Cumberland Times-News

Opinion

April 18, 2013

Sports traditionally a celebration of peace

It is with a sad heart and deep concern that I felt compelled enough to express my thoughts on the tragic events surrounding the Boston Marathon. The act of terrorism is extremely disconcerting to those who love sport for all of its traditions and what truly is at the heart of competition.

Every modern sport owes its origins to the ancient Olympic Games. The games were a time of peace. All competitors were allowed safe passage to the host city and countries at war would put aside their differences until the conclusion of competition. Warfare and death were instead replaced with sport where countries could assert their dominance on the field of play.

Modern sporting events offer the same atmosphere. They can bring people together who normally would not get together under a cloud of peace to either participate in a big city marathon or view a baseball game. Sporting events can also be a break from the cloud of grief that surrounds a world full of violence and warfare.

Look at the relief and elation following Mike Piazza’s game-winning home run for the Mets following the 9/11 attacks or the first Monday night football game in New Orleans following Hurricane Katrina.

Sports are a safe haven, a peaceable venue where we can honor those who have already paid the ultimate sacrifice for our freedoms. Competition is the new battlefield where we can gain pride for victory or feel the agony of defeat much like our soldiers do today.

The Boston Marathon is at its roots part of a celebration of Patriot’s Day, when the battles of Lexington and Concord officially started the Revolutionary War. From the beginning of the day when the marathon starts in Hopkinton to the early start of the Red Sox game and the nightcap of either a Celtics or Bruins game, the city comes together to remember our past.

Unfortunately, we have failed in making sports more about us and have the tendency to turn them into an atmosphere of fan harassment, hatred of other teams or competitors and we do nothing to honor the ideal of sport which is to turn the military battlefield into a modern day battlefield. The terrorism in Boston only irks me more because to me sports are no place for violence as tradition of the Olympics has served.

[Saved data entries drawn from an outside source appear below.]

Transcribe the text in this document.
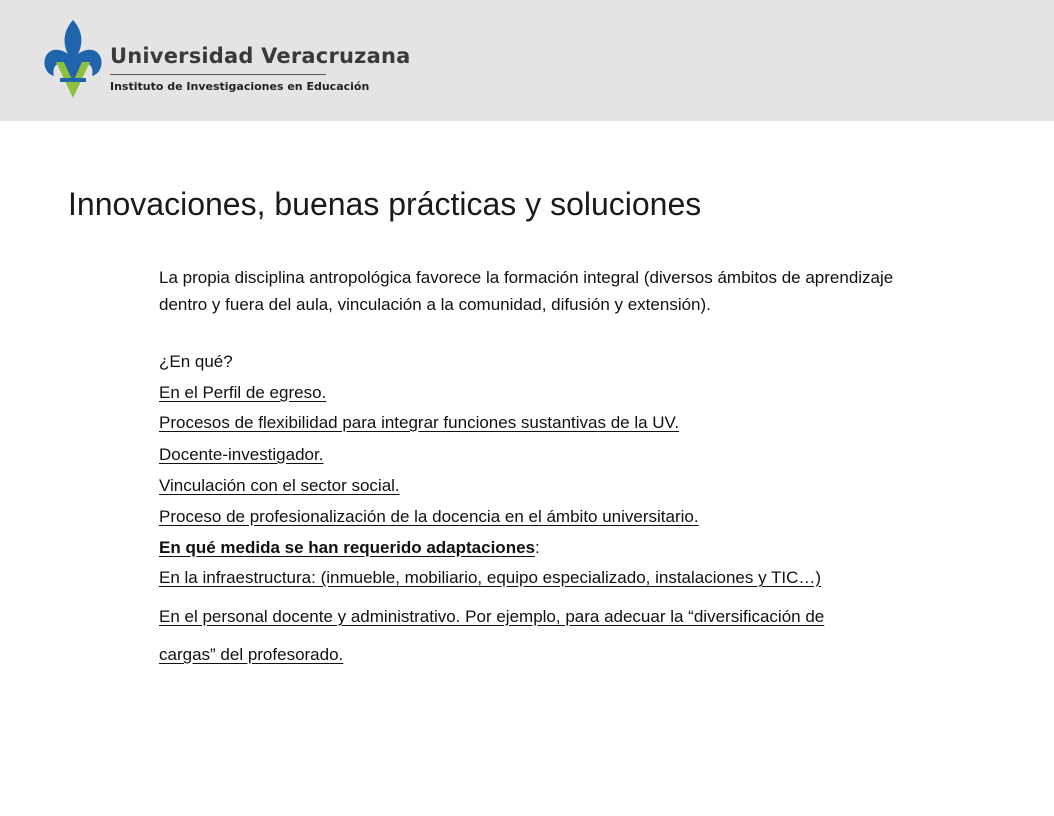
Universidad Veracruzana
Instituto de Investigaciones en Educación
Innovaciones, buenas prácticas y soluciones

La propia disciplina antropológica favorece la formación integral (diversos ámbitos de aprendizaje dentro y fuera del aula, vinculación a la comunidad, difusión y extensión).

¿En qué?

En el Perfil de egreso.

Procesos de flexibilidad para integrar funciones sustantivas de la UV.

Docente-investigador.

Vinculación con el sector social.

Proceso de profesionalización de la docencia en el ámbito universitario.

En qué medida se han requerido adaptaciones:

En la infraestructura: (inmueble, mobiliario, equipo especializado, instalaciones y TIC…)

En el personal docente y administrativo. Por ejemplo, para adecuar la “diversificación de

cargas” del profesorado.
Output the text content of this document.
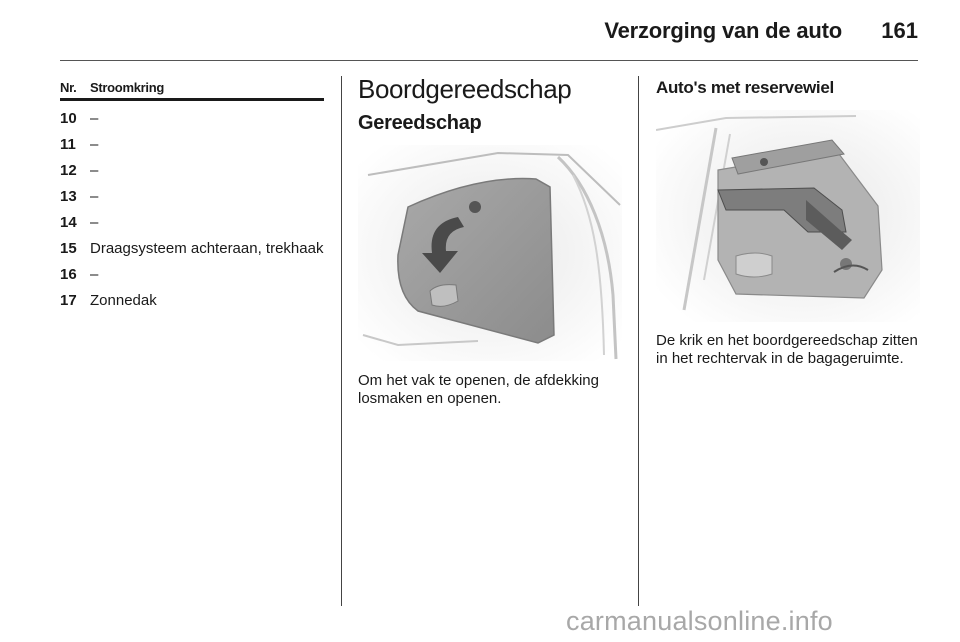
Verzorging van de auto 161
Nr.	Stroomkring
10 –
11 –
12 –
13 –
14 –
15 Draagsysteem achteraan, trekhaak
16 –
17 Zonnedak
Boordgereedschap
Gereedschap
Om het vak te openen, de afdekking losmaken en openen.
Auto's met reservewiel
De krik en het boordgereedschap zitten in het rechtervak in de bagageruimte.
carmanualsonline.info
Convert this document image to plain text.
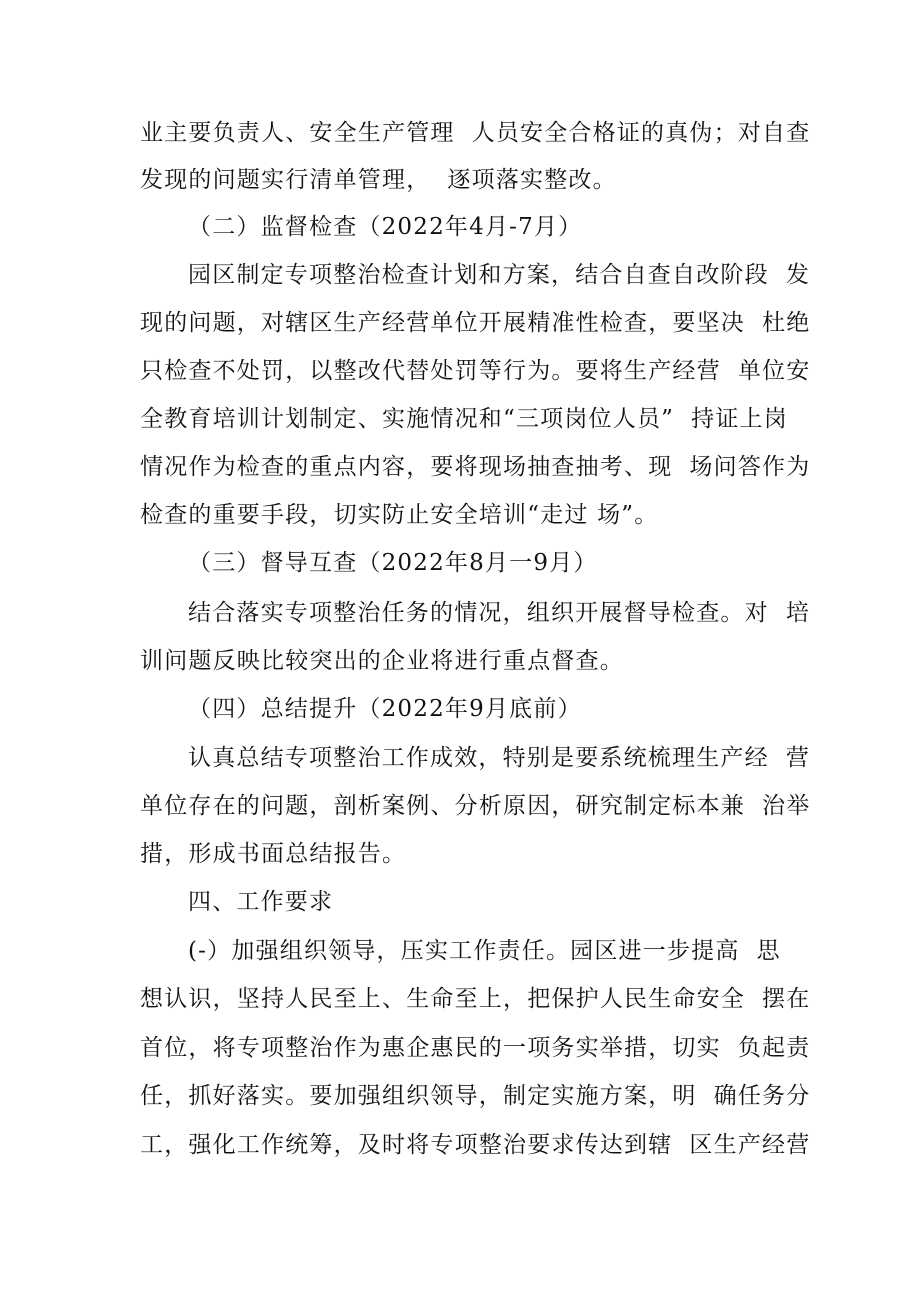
业主要负责人、安全生产管理  人员安全合格证的真伪；对自查
发现的问题实行清单管理，  逐项落实整改。
（二）监督检查（2022年4月-7月）
园区制定专项整治检查计划和方案，结合自查自改阶段  发
现的问题，对辖区生产经营单位开展精准性检查，要坚决  杜绝
只检查不处罚，以整改代替处罚等行为。要将生产经营  单位安
全教育培训计划制定、实施情况和“三项岗位人员”  持证上岗
情况作为检查的重点内容，要将现场抽查抽考、现  场问答作为
检查的重要手段，切实防止安全培训“走过 场”。
（三）督导互查（2022年8月一9月）
结合落实专项整治任务的情况，组织开展督导检查。对  培
训问题反映比较突出的企业将进行重点督查。
（四）总结提升（2022年9月底前）
认真总结专项整治工作成效，特别是要系统梳理生产经  营
单位存在的问题，剖析案例、分析原因，研究制定标本兼  治举
措，形成书面总结报告。
四、工作要求
(-）加强组织领导，压实工作责任。园区进一步提高  思
想认识，坚持人民至上、生命至上，把保护人民生命安全  摆在
首位，将专项整治作为惠企惠民的一项务实举措，切实  负起责
任，抓好落实。要加强组织领导，制定实施方案，明  确任务分
工，强化工作统筹，及时将专项整治要求传达到辖  区生产经营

Our modern society has only served to pervert the idea of sports of something more than what they truly are. We tend to elevate and make a mountain out of a molehill when it comes to athletes and sport. It is under this guise that a coward would believe that a sporting event serves as an appropriate platform to make some sort of statement.

I can only hope that in the future, we as citizens can sort out our grievances and differences with rhetoric instead of violence. And to the terrorists and perpetrators of violence, I have always felt we have a covenant that stated schools, places of worship, and sporting events were off-limits.

Let’s do honor to the victims of this tragedy and make sure we keep all acts of aggression and violence as far away from athletics as possible and continue the tradition of sport as a time to celebrate peace.